Critics of North Carolina’s new voter identification requirement have spent the past couple of days pooh-poohing a report from the N.C. State Board of Elections that showed 765 cases in which people with identical names, birthdates, and the last four digits of a Social Security Number cast ballots in the 2012 election in North Carolina and in one other state.

Reform supporters point to the 765 cases as highly suggestive of voter fraud. Opponents answer, “Well, voter ID wouldn’t do anything to stop double-voting.”

That misses the point. A voter ID requirement would help prevent one type of fraud that’s entirely consistent with the figures cited in the State Board of Elections report.  This is the fraud in which a person knows a voter’s name and address, knows that the voter no longer lives at that address, and casts a ballot in that voter’s name without fear that the voter will show up to create problems.

Imagine this scenario: A young, motivated campaign worker from outside North Carolina spends the 2008 election season working in the critical battleground state of North Carolina (or even the 2010 U.S. Senate race in North Carolina). She registers to vote in this state, whether intending to stay in North Carolina or not after the election. At some point after her campaign work, she moves back to her home state or moves along to some other state (or the District of Columbia if her campaign work has helped her land a federal government job). If she’s not been purged from the North Carolina voter rolls, anyone who knew her name and home address from the 2008 or 2010 campaign would be able to vote in her name in 2012 — knowing that there’s no chance that she’ll be casting a vote herself in North Carolina.

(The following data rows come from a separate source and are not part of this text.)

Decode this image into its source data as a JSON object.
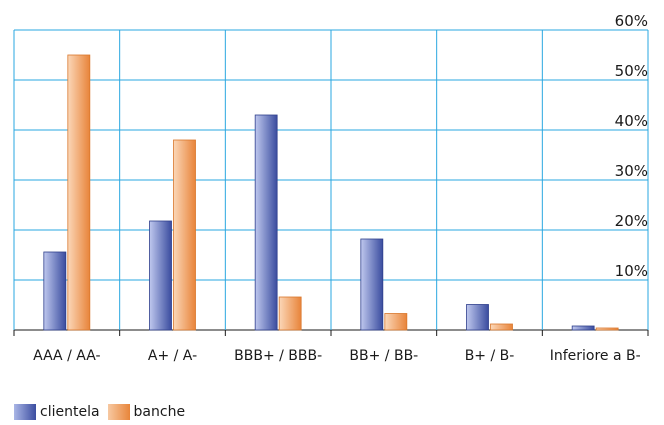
{
  "chart_data": {
    "type": "bar",
    "categories": [
      "AAA / AA-",
      "A+ / A-",
      "BBB+ / BBB-",
      "BB+ / BB-",
      "B+ / B-",
      "Inferiore a B-"
    ],
    "series": [
      {
        "name": "clientela",
        "values": [
          15.6,
          21.8,
          43.0,
          18.2,
          5.1,
          0.8
        ],
        "color": "#4b5fae"
      },
      {
        "name": "banche",
        "values": [
          55.0,
          38.0,
          6.6,
          3.3,
          1.2,
          0.4
        ],
        "color": "#eb8f45"
      }
    ],
    "ylim": [
      0,
      60
    ],
    "yticks": [
      "10%",
      "20%",
      "30%",
      "40%",
      "50%",
      "60%"
    ],
    "grid": true,
    "grid_color": "#2aa7e0",
    "legend_position": "bottom-left"
  }
}
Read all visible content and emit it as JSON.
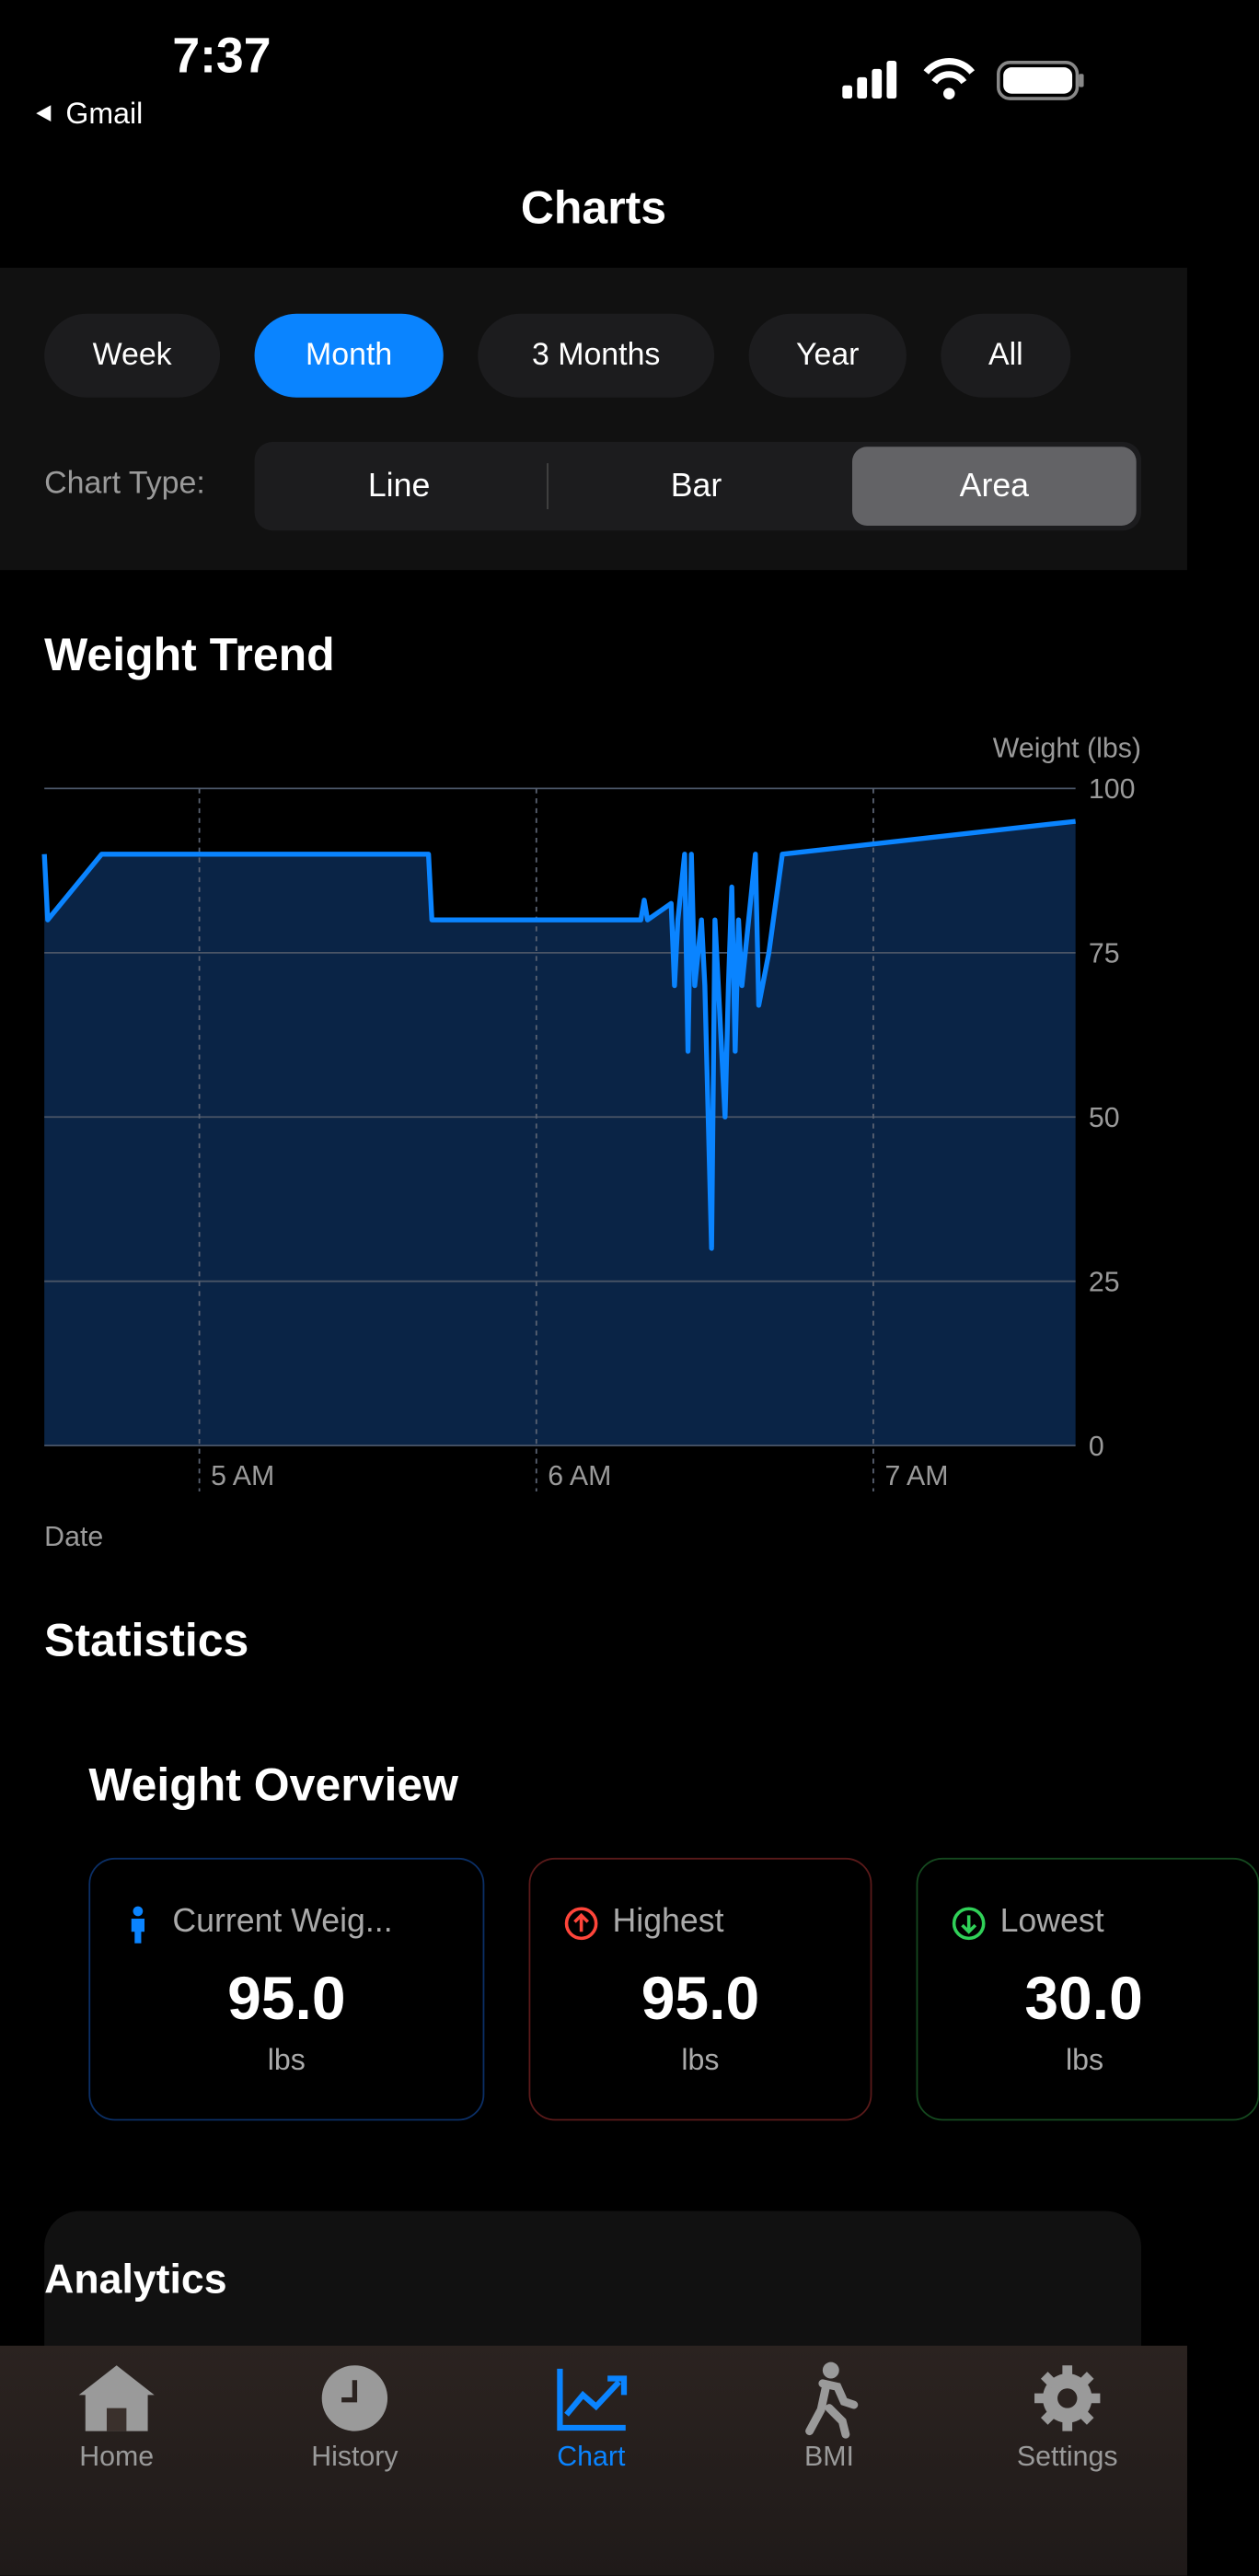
{
  "status_bar": {
    "time": "7:37",
    "back_app": "Gmail"
  },
  "nav": {
    "title": "Charts"
  },
  "filters": {
    "periods": [
      "Week",
      "Month",
      "3 Months",
      "Year",
      "All"
    ],
    "selected_period": "Month",
    "chart_type_label": "Chart Type:",
    "chart_types": [
      "Line",
      "Bar",
      "Area"
    ],
    "selected_chart_type": "Area"
  },
  "chart_data": {
    "type": "area",
    "title": "Weight Trend",
    "y_label": "Weight (lbs)",
    "x_label": "Date",
    "color": "#0a84ff",
    "fill": "#0c2a52",
    "grid": true,
    "x": [
      4.54,
      4.55,
      4.71,
      5.68,
      5.69,
      6.31,
      6.32,
      6.33,
      6.4,
      6.41,
      6.42,
      6.44,
      6.45,
      6.46,
      6.47,
      6.49,
      6.5,
      6.52,
      6.53,
      6.56,
      6.57,
      6.58,
      6.59,
      6.6,
      6.61,
      6.63,
      6.65,
      6.66,
      6.69,
      6.73,
      7.6
    ],
    "values": [
      90,
      80,
      90,
      90,
      80,
      80,
      83,
      80,
      82.5,
      70,
      80,
      90,
      60,
      90,
      70,
      80,
      70,
      30,
      80,
      50,
      70,
      85,
      60,
      80,
      70,
      80,
      90,
      67,
      75,
      90,
      95
    ],
    "xlim": [
      4.54,
      7.6
    ],
    "xticks": [
      {
        "value": 5,
        "label": "5 AM"
      },
      {
        "value": 6,
        "label": "6 AM"
      },
      {
        "value": 7,
        "label": "7 AM"
      }
    ],
    "ylim": [
      0,
      100
    ],
    "yticks": [
      0,
      25,
      50,
      75,
      100
    ]
  },
  "statistics": {
    "title": "Statistics",
    "overview_title": "Weight Overview",
    "cards": [
      {
        "label": "Current Weig...",
        "value": "95.0",
        "unit": "lbs"
      },
      {
        "label": "Highest",
        "value": "95.0",
        "unit": "lbs"
      },
      {
        "label": "Lowest",
        "value": "30.0",
        "unit": "lbs"
      }
    ]
  },
  "analytics": {
    "title": "Analytics"
  },
  "tab_bar": {
    "tabs": [
      "Home",
      "History",
      "Chart",
      "BMI",
      "Settings"
    ],
    "selected": "Chart"
  }
}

Without a voter ID requirement, it’s unlikely a poll worker would catch the fraud unless the worker somehow knew the campaign worker during her brief stay in the Tar Heel state. With a voter ID requirement, anyone who wanted to commit this type of fraud would have to go out of her way to get forged identification to go along with the transplanted voter’s name and address. The fraud still could take place, but the voter ID would serve as a deterrent.

I have no idea whether this type of fraud applies to any of the 765 cases documented by the State Board of Elections. I would not be surprised. It’s also entirely possible that some of these cases may involve people voting illegally in other states in the name of voters who now live and vote legally here.

This is exactly the type of activity that is consistent with the mind-sets of win-at-all-costs political operatives looking for a cheap, easy way to boost their candidates. Voter ID would raise the cost of engaging in this type of campaign subterfuge.